Le 23 novembre prochain, la CGT envisage des initiatives localement pour exiger la relance de la sidérurgie.
Sans attendre les salariés de Saint Saulve agissent
L'action menée par une trentaine de salariés se déroulait sans heurts, ont constaté des journalistes de l'AFP, avec feux de pneus allumés devant les entrées du site. Une centaine de salariés d'Aulnoye-Aymeries, qui devaient prendre leur poste à 6 heures, attendaient dans le calme devant l'entrée principale.
« C'est un blocage complet du site, personne ne rentre. L'idée, c'est de mettre la pression sur Vallourec alors qu'il y a une réunion aujourd'hui à Bercy »

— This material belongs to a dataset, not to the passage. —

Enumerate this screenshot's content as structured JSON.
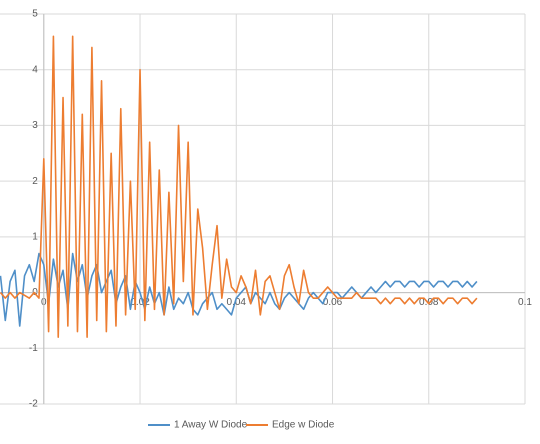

sur l'avenir de l'aciérie, a déclaré Nicolas Lethellier, délégué CGT de Saint-Saulve.
Jusqu'à présent, « on a été professionnels, dignes », mais « donéravant, Vallourec, on va l'étouffer », avait prévenu dès mardi Bruno Kopczynski, porte-parole de l'intersyndicale d'Ascoval.
Solidarité des employés du site d'Aulnoye
« On est plutôt solidaires de ce qu'il leur arrive. Il y a des craintes tout autour de nous, il y a des restructurations, comme nous le rappelle la mondialisation tous les jours », a déclaré Dany, qui travaille à la tuberie d'Aulnoye depuis 14 ans.
Selon lui, Ascoval est le principal fournisseur de tubes et barres d'Aulnoye, où il y a aussi un centre de recherche.
Devant le site de Vallourec, ce vendredi matin, Cédric Henry, délégué FO de la tuberie d'Aulnoye-Aymeries (220 salariés), se disait « solidaire » de ses camarades d'Ascoval.
« À mon avis, on sera les prochains. Mon sentiment, c'est que Vallourec ne veut plus d'usines en France », déplore-t-il.
Réunion de travail à Bercy
Le groupe Altifort, basé dans la Somme, demande au sidérurgiste français Vallourec, principal client et premier actionnaire, de maintenir pendant un an et demi son niveau actuel de commandes.
Or, Vallourec, spécialiste des tubes en acier sans soudures et dont l'État est actionnaire à 17 %, a refusé en début de semaine cette demande, qu'il juge « contraire à la préservation (de ses) intérêts », suscitant la colère des syndicats et des élus locaux, notamment Fabien Roussel député communiste.
La secrétaire d'État auprès du ministre de l'Économie, Agnès Pannier-Runacher, qui s'est rendue dans le Nord mardi, réunit l'ensemble des acteurs du dossier ce vendredi à Bercy pour étudier « point par point ce dossier de reprise » et « voir si Altifort peur aller jusqu'au bout du projet ».
Aucune décision gouvernementale sans expertise indépendante
Mais le gouvernement, avant de prendre toute décision sur un éventuel soutien public, a annoncé jeudi soir qu'il demandait un avis indépendant sur la situation économique d'Ascoval.
Le cabinet Roland Berger doit ainsi « rebalayer » tout le dossier. Une initiative jugée bien trop tardive par les syndicats « à quelques jours de la mort d'un site », selon les mots de Bruno Kopczynski, pour qui « le gouvernement réagit dans la panique ».
L'aciérie de Saint-Saulve, qui compte 281 employés, est menacée de disparition depuis la liquidation judiciaire en février de son principal actionnaire, Ascq Industries. La justice lui a accordé mercredi un sursis de deux semaines.